I love chicken fingers. Whether they’re called fingers, tenders, strips, nuggets, or fried-bird-flu, I’m all about these crisp and succulent delights. Imagine my joy to find that the grocery store down the hill sells them by the pound – fryolated to near perfection!
When I was a kid my grandfather would take me up to Lake Winnipesaukee almost every weekend in the summer. It was a long car ride, about two hours, so I would usually take a copy of Nintendo Power or EGM to read on the way up. He’d wave his long brown More brand cigarette in front of the air conditioner vents (which were always on full blast) and hum along as Bob Seager wailed on the radio.

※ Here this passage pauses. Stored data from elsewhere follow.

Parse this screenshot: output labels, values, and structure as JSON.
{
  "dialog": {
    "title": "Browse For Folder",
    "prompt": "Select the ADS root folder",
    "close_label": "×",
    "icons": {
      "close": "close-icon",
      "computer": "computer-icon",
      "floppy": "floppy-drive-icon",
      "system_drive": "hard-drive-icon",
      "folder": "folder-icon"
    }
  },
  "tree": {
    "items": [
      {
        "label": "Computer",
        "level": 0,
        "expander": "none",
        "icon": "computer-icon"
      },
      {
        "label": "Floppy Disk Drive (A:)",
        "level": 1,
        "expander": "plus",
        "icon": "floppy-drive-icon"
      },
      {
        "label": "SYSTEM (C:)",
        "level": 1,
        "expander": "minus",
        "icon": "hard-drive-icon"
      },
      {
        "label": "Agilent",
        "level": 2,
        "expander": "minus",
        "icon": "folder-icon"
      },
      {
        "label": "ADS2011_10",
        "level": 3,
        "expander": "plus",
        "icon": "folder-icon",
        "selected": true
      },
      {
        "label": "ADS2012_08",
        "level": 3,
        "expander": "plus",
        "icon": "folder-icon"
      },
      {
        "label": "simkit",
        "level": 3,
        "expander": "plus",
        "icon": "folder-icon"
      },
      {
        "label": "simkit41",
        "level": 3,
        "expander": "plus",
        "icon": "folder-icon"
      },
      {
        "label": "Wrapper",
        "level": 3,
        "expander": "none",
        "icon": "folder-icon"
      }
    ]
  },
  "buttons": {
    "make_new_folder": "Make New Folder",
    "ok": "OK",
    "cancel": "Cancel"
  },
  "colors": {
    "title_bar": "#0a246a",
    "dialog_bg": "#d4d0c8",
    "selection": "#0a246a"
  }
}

Once at the lake we’d take the motor boat out for a spin. I’d bring my magazine with me and struggle to read about the latest Castlevania or Bubsy the Bobcat or what-have-you while the boat was rattling and bouncing over choppy wakes and I was chafing and roasting in a tight life vest that stank mildewy.
On Sunday afternoon, a few hours before it was time to head home, my grandfather would drop me off at Funspot with a 20 dollar bill, which was a small fortune for a trip to the arcade. If I had been smart and held onto some of that, I would have had a sizable wad of cash by the end of the summer. But instead I cashed it all in for tokens as soon as I got through the doors. Like a slot machine jackpot, the token dispenser would rattle and clatter as it coughed up a landslide of bronzeish clown coins into my plastic cup.
Outside Funspot the coins were worthless. But inside, I was a high roller. I could swagger up to any game cabinet like James Bond at a baccarat table safe in the knowledge that I could out-continue pretty much any kid or teenage punk in the joint. I could claim “next” on Street Fighter pretty much all afternoon if I wanted to. Or rather, I could if my grandfather wasn’t coming back in a few hours to pick me up.
In addition to all the latest games like Teenage Mutant Ninja Turtles and Mortal Kombat, Funspot also had a lower level with strange relics. A lot of them were pinball-like, or games of chance. Most were purely mechanical, driven by moving parts instead of circuit boards and code. Scores were displayed by little cards with the digits 0 – 9 printed on them that would rapidly flip and clack as the numbers changed. Despite their age, almost all of the machines were in perfect condition.
I’d usually finish the afternoon in a delirious haze having been bombarded with sights and sounds for two hours. My grandfather would pick me up and the inside of the car would still smell like air conditioner, Armor All, and cigarettes. Then we’d buzz around the corner and pick up some chicken fingers at Tamarack.
The chicken fingers came in greasy paper bag with some sweet dipping sauce. It may have been called sweet and sour, I don’t really remember. But whatever it was called, it was sweet and kind of peachy and orangey. Not sour at all. The batter was flakey and buttery and dissolved on the tongue almost immediately. The chicken itself was thick and soft; wet and salty as you bit into it. The chicken fingers left your human fingers more oily than any napkin could hope to overcome. The overall experience was something like eating warm meat candy, and it was a perfect way to end the weekend.
Since then I’ve enjoyed Chili’s and Applebee’s offerings, each for their own spin on the classic. The local grocery store here does well for itself. And, Friendly’s – bless its heart – tries, but sometimes their chicken is kind of fishy and that just breaks the spell, doesn’t it?
I can’t defend chicken fingers on the basis of their nutritional value. They are highly processed to the point where there’s really no resemblance between the “tender” nodule and a clucking scratching bird. Its a food product that started life as meat and grain and along the way became food-like construct, got deep fried, and is no doubt oozing with fat and the dreaded trans-fat.
Still, despite their obvious shortcomings as a food, every chicken finger regardless of quality, texture, or taste is a like an old friend in my mouth.
… You know what I mean.
Total Calories: 2612
Calories from Fat: 1104
Fat: 129.07 grams
Carbohydrates: 261.52 grams
Fiber: 9 grams
Protein: 97.99 grams
Exercise Level: Low
Walking 1 mile (easy)
Housekeeping 4 hours (easy)
Fried Chicken Tenders
Honey Mustard Sauce
Chocolate Chip Cookie Ice Cream Sandwich
Vanilla Yogurt with Chocolate Chunks
Irish Creamy Booze Drinks
Once again almost half of today’s calories came from fat. What’s more, I couldn’t really calculate just how bad the dessert drink that I mixed up was. It had splashes of lots of different alcohols, and a lot of Irish Cream. You may not be surprised to learn that alcoholic cream isn’t super healthy.
The chicken molé was quite tasty, and had it not been the capper for a day full of idulgences would have been a fine main course.